Most of the investors who sought to generate energy using waste that is produced by the millions of Kampalans have over the years seen their dreams evaporate because of the high moisture content of the waste matter, The Sunrise has learnt.
Eng. Obed Lutakome, the Waste Management manager at Kampala Capital City Authority (KCCA) revealed that generating energy from waste collected from across Kampala, requires a lot more energy to heat it up than would be generated, using the common technologies on the market.
As a result, he noted, most of the investors who have expressed interest into the project of converting waste into energy have pulled out after conducting feasibility studies.
However, Lutakome notes that this has noted stopped KCCA from pursuing the same objective but rather by using a different approach. He argues that the authority has developed a Public Private Partnership Strategy through which they intend to appeal to government to financially support a private investor to recover some of the costs of the project.
Indeed, efforts to sell the idea are in advanced stages. Over the coming week, Lutakome said, KCCA will hold an international stakeholders conference to brainstorm on the opportunities of investing in waste management in Kampala.
Lutakome further observed that the need to find a PPP investor is urgent because of the exhaustion of space at the current landfill at Kiteezi in Wakiso district.
With up 1,500 tones of waste generated everyday in Kampala, according to Lutakome, the Kiteezi landfill can no longer allow more waste to be dumped there.
Because of this, KCCA have now embarked on a plan to establish what he termed as a sanitary landfill at Ddundu in Mukono district.
Waste management in Kampala has been a growing problem over the past fifty years as the city’s population expanded, while at the same time, successive city administrations and the central government have not taken proactive measures to put in place viable solutions.
As a result, city dwellers as well as the population living around Kiteezi have suffered the adverse effects of poor waste management particularly through bad odour, contamination of ground water and of breathing air.
Lutakome adds that Kampalans not only suffer the effects of pollution, they lose up to 8.5 billion shillings in transporting and trying to manage the waste from all over the five divisions of the city right up until it reaches Kiteezi.
According to Prof. Joseph Otim, a researcher and lecturer of environmental studies at Makerere, poor waste management in Kampala has also contaminated water in Lake Victoria, some of which finds its way back into the food chain.

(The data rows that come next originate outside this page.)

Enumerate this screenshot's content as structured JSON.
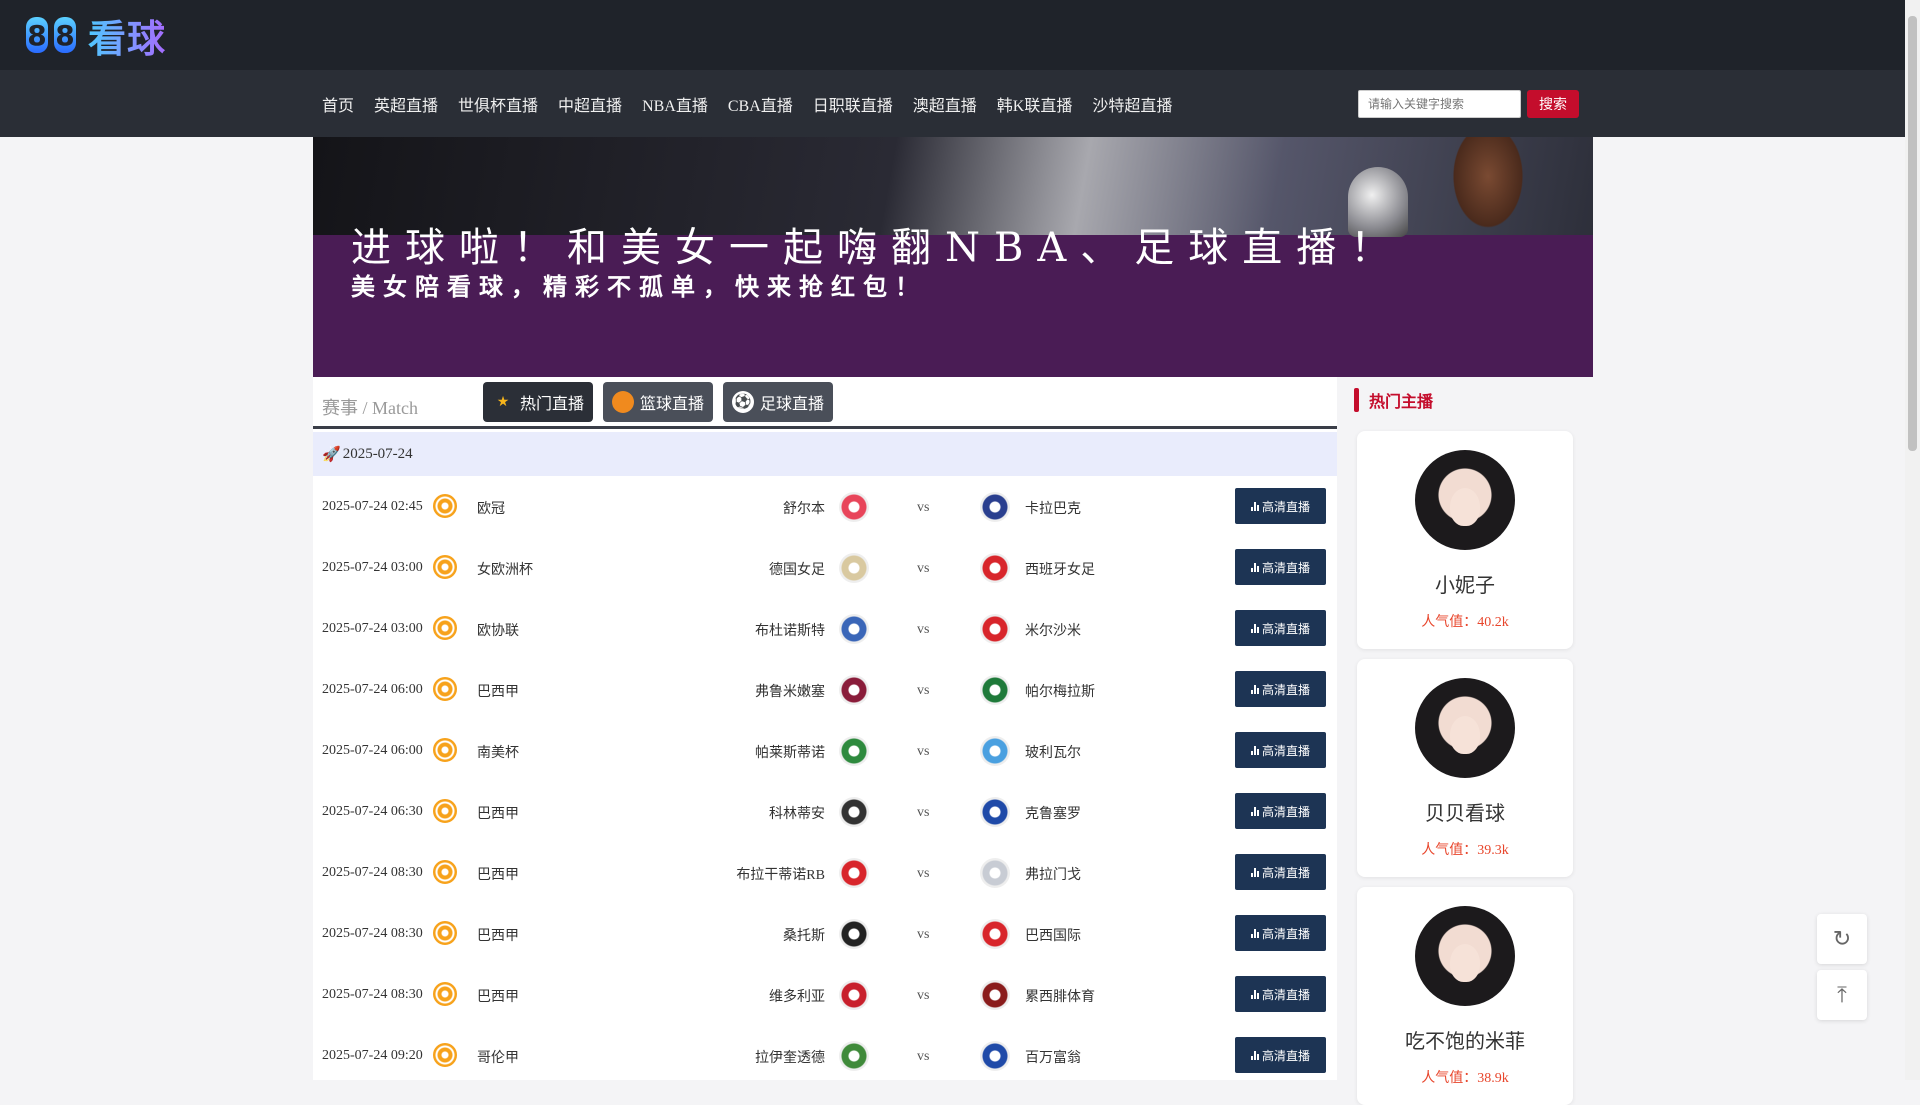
{
  "logo": {
    "digit1": "8",
    "digit2": "8",
    "text": "看球"
  },
  "nav": [
    "首页",
    "英超直播",
    "世俱杯直播",
    "中超直播",
    "NBA直播",
    "CBA直播",
    "日职联直播",
    "澳超直播",
    "韩K联直播",
    "沙特超直播"
  ],
  "search": {
    "placeholder": "请输入关键字搜索",
    "button": "搜索"
  },
  "banner": {
    "headline": "进球啦！和美女一起嗨翻NBA、足球直播！",
    "subline": "美女陪看球，精彩不孤单，快来抢红包！"
  },
  "main": {
    "title": "赛事 / Match",
    "tabs": [
      {
        "label": "热门直播",
        "icon": "star-icon"
      },
      {
        "label": "篮球直播",
        "icon": "basketball-icon"
      },
      {
        "label": "足球直播",
        "icon": "soccer-icon"
      }
    ],
    "date": "2025-07-24",
    "vs_label": "vs",
    "button_label": "高清直播",
    "matches": [
      {
        "time": "2025-07-24 02:45",
        "league": "欧冠",
        "home": "舒尔本",
        "away": "卡拉巴克",
        "home_color": "#e8455a",
        "away_color": "#2a3f8f"
      },
      {
        "time": "2025-07-24 03:00",
        "league": "女欧洲杯",
        "home": "德国女足",
        "away": "西班牙女足",
        "home_color": "#d9c9a0",
        "away_color": "#d8252b"
      },
      {
        "time": "2025-07-24 03:00",
        "league": "欧协联",
        "home": "布杜诺斯特",
        "away": "米尔沙米",
        "home_color": "#3a66b8",
        "away_color": "#d8252b"
      },
      {
        "time": "2025-07-24 06:00",
        "league": "巴西甲",
        "home": "弗鲁米嫩塞",
        "away": "帕尔梅拉斯",
        "home_color": "#8a1c3a",
        "away_color": "#1f7a3a"
      },
      {
        "time": "2025-07-24 06:00",
        "league": "南美杯",
        "home": "帕莱斯蒂诺",
        "away": "玻利瓦尔",
        "home_color": "#2e8a3e",
        "away_color": "#4aa0e0"
      },
      {
        "time": "2025-07-24 06:30",
        "league": "巴西甲",
        "home": "科林蒂安",
        "away": "克鲁塞罗",
        "home_color": "#333333",
        "away_color": "#1f4aa8"
      },
      {
        "time": "2025-07-24 08:30",
        "league": "巴西甲",
        "home": "布拉干蒂诺RB",
        "away": "弗拉门戈",
        "home_color": "#d8252b",
        "away_color": "#c8ccd4"
      },
      {
        "time": "2025-07-24 08:30",
        "league": "巴西甲",
        "home": "桑托斯",
        "away": "巴西国际",
        "home_color": "#222222",
        "away_color": "#d8252b"
      },
      {
        "time": "2025-07-24 08:30",
        "league": "巴西甲",
        "home": "维多利亚",
        "away": "累西腓体育",
        "home_color": "#c8202c",
        "away_color": "#8a1c1c"
      },
      {
        "time": "2025-07-24 09:20",
        "league": "哥伦甲",
        "home": "拉伊奎透德",
        "away": "百万富翁",
        "home_color": "#3f8a3a",
        "away_color": "#1f4aa8"
      }
    ]
  },
  "sidebar": {
    "title": "热门主播",
    "anchors": [
      {
        "name": "小妮子",
        "popularity": "人气值：40.2k"
      },
      {
        "name": "贝贝看球",
        "popularity": "人气值：39.3k"
      },
      {
        "name": "吃不饱的米菲",
        "popularity": "人气值：38.9k"
      }
    ]
  },
  "float": {
    "refresh_icon": "refresh-icon",
    "top_icon": "back-to-top-icon"
  }
}
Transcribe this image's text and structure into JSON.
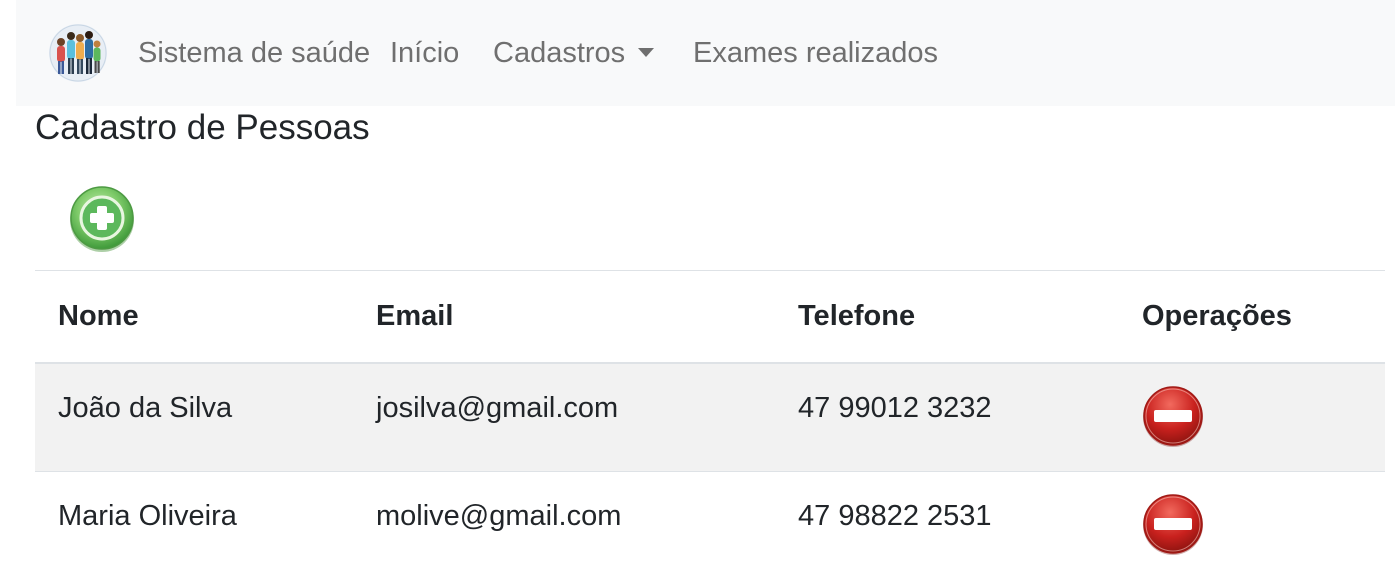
{
  "navbar": {
    "brand_text": "Sistema de saúde",
    "logo_icon": "people-group-icon",
    "links": [
      {
        "label": "Início"
      },
      {
        "label": "Cadastros",
        "has_dropdown": true
      },
      {
        "label": "Exames realizados"
      }
    ]
  },
  "page": {
    "title": "Cadastro de Pessoas",
    "add_icon": "green-plus-circle-icon"
  },
  "table": {
    "headers": [
      "Nome",
      "Email",
      "Telefone",
      "Operações"
    ],
    "rows": [
      {
        "nome": "João da Silva",
        "email": "josilva@gmail.com",
        "telefone": "47 99012 3232",
        "operation_icon": "red-minus-circle-icon"
      },
      {
        "nome": "Maria Oliveira",
        "email": "molive@gmail.com",
        "telefone": "47 98822 2531",
        "operation_icon": "red-minus-circle-icon"
      }
    ]
  },
  "colors": {
    "navbar_bg": "#f8f9fa",
    "nav_text": "#6f6f6f",
    "stripe": "#f2f2f2",
    "add_green": "#5cb85c",
    "delete_red": "#c9211e"
  }
}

According to Otim, millions of Kampalans consume foods that are contaminated with dangerous chemical compounds such as lead that can be found in fish on the shores of lake Victoria or that is found in root crops such as yams, Sweet Potatoes or casavva that is grown in swamps around Kampala.

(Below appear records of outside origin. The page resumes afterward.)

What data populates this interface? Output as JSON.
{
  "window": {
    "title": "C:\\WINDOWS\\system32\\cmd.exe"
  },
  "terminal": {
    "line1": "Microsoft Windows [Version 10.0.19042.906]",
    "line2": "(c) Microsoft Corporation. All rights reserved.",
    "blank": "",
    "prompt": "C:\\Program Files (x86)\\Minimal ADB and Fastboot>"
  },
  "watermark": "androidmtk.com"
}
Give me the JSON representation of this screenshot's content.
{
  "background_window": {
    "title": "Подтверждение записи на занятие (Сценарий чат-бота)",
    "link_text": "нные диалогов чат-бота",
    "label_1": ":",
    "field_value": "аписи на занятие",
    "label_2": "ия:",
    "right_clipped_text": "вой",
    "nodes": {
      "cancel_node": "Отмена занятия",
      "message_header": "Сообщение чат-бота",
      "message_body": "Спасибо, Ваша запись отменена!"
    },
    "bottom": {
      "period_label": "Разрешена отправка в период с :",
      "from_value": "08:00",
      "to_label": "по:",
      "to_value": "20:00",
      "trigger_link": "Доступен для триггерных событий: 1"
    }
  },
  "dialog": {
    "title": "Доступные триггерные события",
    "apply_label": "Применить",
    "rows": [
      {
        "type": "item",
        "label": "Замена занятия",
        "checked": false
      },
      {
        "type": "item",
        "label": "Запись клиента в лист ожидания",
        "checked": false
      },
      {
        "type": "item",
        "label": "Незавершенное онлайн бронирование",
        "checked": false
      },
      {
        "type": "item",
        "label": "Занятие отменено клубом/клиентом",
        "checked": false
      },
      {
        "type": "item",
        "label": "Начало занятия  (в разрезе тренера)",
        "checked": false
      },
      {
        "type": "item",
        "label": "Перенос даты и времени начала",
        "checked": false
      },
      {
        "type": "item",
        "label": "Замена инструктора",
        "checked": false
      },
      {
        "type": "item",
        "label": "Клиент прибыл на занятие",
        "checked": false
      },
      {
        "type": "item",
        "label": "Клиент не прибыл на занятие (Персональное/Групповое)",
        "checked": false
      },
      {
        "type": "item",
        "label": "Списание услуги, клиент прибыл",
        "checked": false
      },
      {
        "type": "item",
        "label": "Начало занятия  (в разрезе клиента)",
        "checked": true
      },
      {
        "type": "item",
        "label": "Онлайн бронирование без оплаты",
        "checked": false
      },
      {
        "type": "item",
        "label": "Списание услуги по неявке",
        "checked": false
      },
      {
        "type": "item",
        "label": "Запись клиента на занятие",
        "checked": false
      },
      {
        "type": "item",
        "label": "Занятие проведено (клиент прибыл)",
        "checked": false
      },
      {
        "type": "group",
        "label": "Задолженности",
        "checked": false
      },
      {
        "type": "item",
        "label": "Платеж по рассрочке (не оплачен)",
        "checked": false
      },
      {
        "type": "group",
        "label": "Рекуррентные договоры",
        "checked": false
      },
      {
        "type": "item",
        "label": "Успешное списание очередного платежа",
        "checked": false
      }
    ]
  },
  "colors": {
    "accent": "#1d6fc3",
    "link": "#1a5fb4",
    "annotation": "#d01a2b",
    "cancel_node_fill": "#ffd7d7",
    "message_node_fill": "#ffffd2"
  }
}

But as KCCA contemplates waste management in Kampala, they received counsel from Makerere University environmental lecturer and researcher Prof. James Okot-Okumu.

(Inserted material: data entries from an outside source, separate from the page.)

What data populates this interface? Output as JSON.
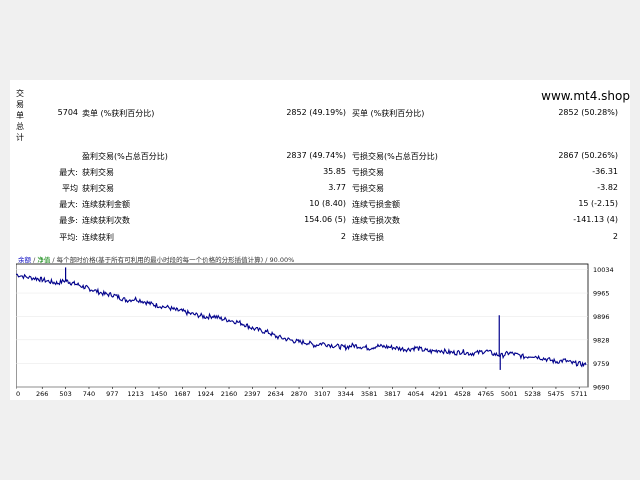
{
  "vertical_label": "交易单总计",
  "site": "www.mt4.shop",
  "rows": [
    {
      "prefix": "5704",
      "label1": "卖单 (%获利百分比)",
      "value1": "2852 (49.19%)",
      "label2": "买单 (%获利百分比)",
      "value2": "2852 (50.28%)"
    },
    {
      "prefix": "",
      "label1": "",
      "value1": "",
      "label2": "",
      "value2": ""
    },
    {
      "prefix": "",
      "label1": "盈利交易(%占总百分比)",
      "value1": "2837 (49.74%)",
      "label2": "亏损交易(%占总百分比)",
      "value2": "2867 (50.26%)"
    },
    {
      "prefix": "最大:",
      "label1": "获利交易",
      "value1": "35.85",
      "label2": "亏损交易",
      "value2": "-36.31"
    },
    {
      "prefix": "平均",
      "label1": "获利交易",
      "value1": "3.77",
      "label2": "亏损交易",
      "value2": "-3.82"
    },
    {
      "prefix": "最大:",
      "label1": "连续获利金额",
      "value1": "10 (8.40)",
      "label2": "连续亏损金额",
      "value2": "15 (-2.15)"
    },
    {
      "prefix": "最多:",
      "label1": "连续获利次数",
      "value1": "154.06 (5)",
      "label2": "连续亏损次数",
      "value2": "-141.13 (4)"
    },
    {
      "prefix": "平均:",
      "label1": "连续获利",
      "value1": "2",
      "label2": "连续亏损",
      "value2": "2"
    }
  ],
  "chart_header": {
    "part1": "余额",
    "sep1": " / ",
    "part2": "净值",
    "rest": " / 每个部时价格(基于所有可利用的最小时段的每一个价格的分形插值计算) / 90.00%"
  },
  "colors": {
    "line": "#00008b",
    "grid": "#e6e6e6",
    "axis": "#000000"
  },
  "chart_data": {
    "type": "line",
    "x_ticks": [
      "0",
      "266",
      "503",
      "740",
      "977",
      "1213",
      "1450",
      "1687",
      "1924",
      "2160",
      "2397",
      "2634",
      "2870",
      "3107",
      "3344",
      "3581",
      "3817",
      "4054",
      "4291",
      "4528",
      "4765",
      "5001",
      "5238",
      "5475",
      "5711"
    ],
    "y_ticks": [
      "10034",
      "9965",
      "9896",
      "9828",
      "9759",
      "9690"
    ],
    "xlim": [
      0,
      5800
    ],
    "ylim": [
      9690,
      10050
    ],
    "series": [
      {
        "values_x": [
          0,
          100,
          200,
          266,
          350,
          420,
          503,
          560,
          620,
          700,
          740,
          820,
          900,
          977,
          1050,
          1120,
          1213,
          1300,
          1380,
          1450,
          1550,
          1620,
          1687,
          1760,
          1850,
          1924,
          2000,
          2080,
          2160,
          2250,
          2330,
          2397,
          2480,
          2560,
          2634,
          2720,
          2800,
          2870,
          2950,
          3030,
          3107,
          3200,
          3280,
          3344,
          3420,
          3500,
          3581,
          3660,
          3740,
          3817,
          3900,
          3980,
          4054,
          4130,
          4210,
          4291,
          4380,
          4460,
          4528,
          4600,
          4680,
          4765,
          4850,
          4930,
          5001,
          5080,
          5160,
          5238,
          5320,
          5400,
          5475,
          5560,
          5640,
          5711,
          5780
        ],
        "values_y": [
          10020,
          10012,
          10008,
          10004,
          9998,
          9994,
          10002,
          9995,
          9990,
          9982,
          9978,
          9970,
          9962,
          9960,
          9952,
          9944,
          9948,
          9940,
          9932,
          9928,
          9922,
          9915,
          9912,
          9905,
          9900,
          9895,
          9898,
          9890,
          9886,
          9880,
          9872,
          9862,
          9855,
          9850,
          9838,
          9832,
          9826,
          9822,
          9820,
          9812,
          9818,
          9812,
          9808,
          9806,
          9812,
          9808,
          9804,
          9810,
          9808,
          9806,
          9802,
          9800,
          9805,
          9798,
          9794,
          9798,
          9792,
          9790,
          9794,
          9788,
          9790,
          9796,
          9786,
          9782,
          9790,
          9784,
          9778,
          9782,
          9776,
          9770,
          9764,
          9768,
          9760,
          9758,
          9754
        ]
      }
    ],
    "spikes": [
      {
        "x": 503,
        "y": 10040
      },
      {
        "x": 4900,
        "y": 9900
      },
      {
        "x": 4910,
        "y": 9740
      }
    ]
  }
}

Okumu advised KCCA to undertake a sustainable waste management approach, that incorporates the social, economic approach to waste management.
Prof. Okumu advised KCCA to consider the possibility of using the waste for other purposes such as fertiliser production.
Okumu further emphasised the need for KCCA to undertake a mass sensitization campaign for all city dwellers aimed at inculcating the habit of sorting waste, to ease waste management.
The discussion about waste management in Kampala took place at Golden Tulip Hotel last Tuesday during which young researchers under the Konrad Adenauer-supported Youth for Policy Think Tank presented findings of their research project on waste management in Kampala.
One of the outstanding findings by the researchers led by Jonan Kandwanaho, was the that on average every Kampala dweller generates about one kilo of waste every day.
The team also revealed that waste management in Kampala is very inadequate, inefficient and greatly ignores the non-visible aspects of waste such as pollution, leaching.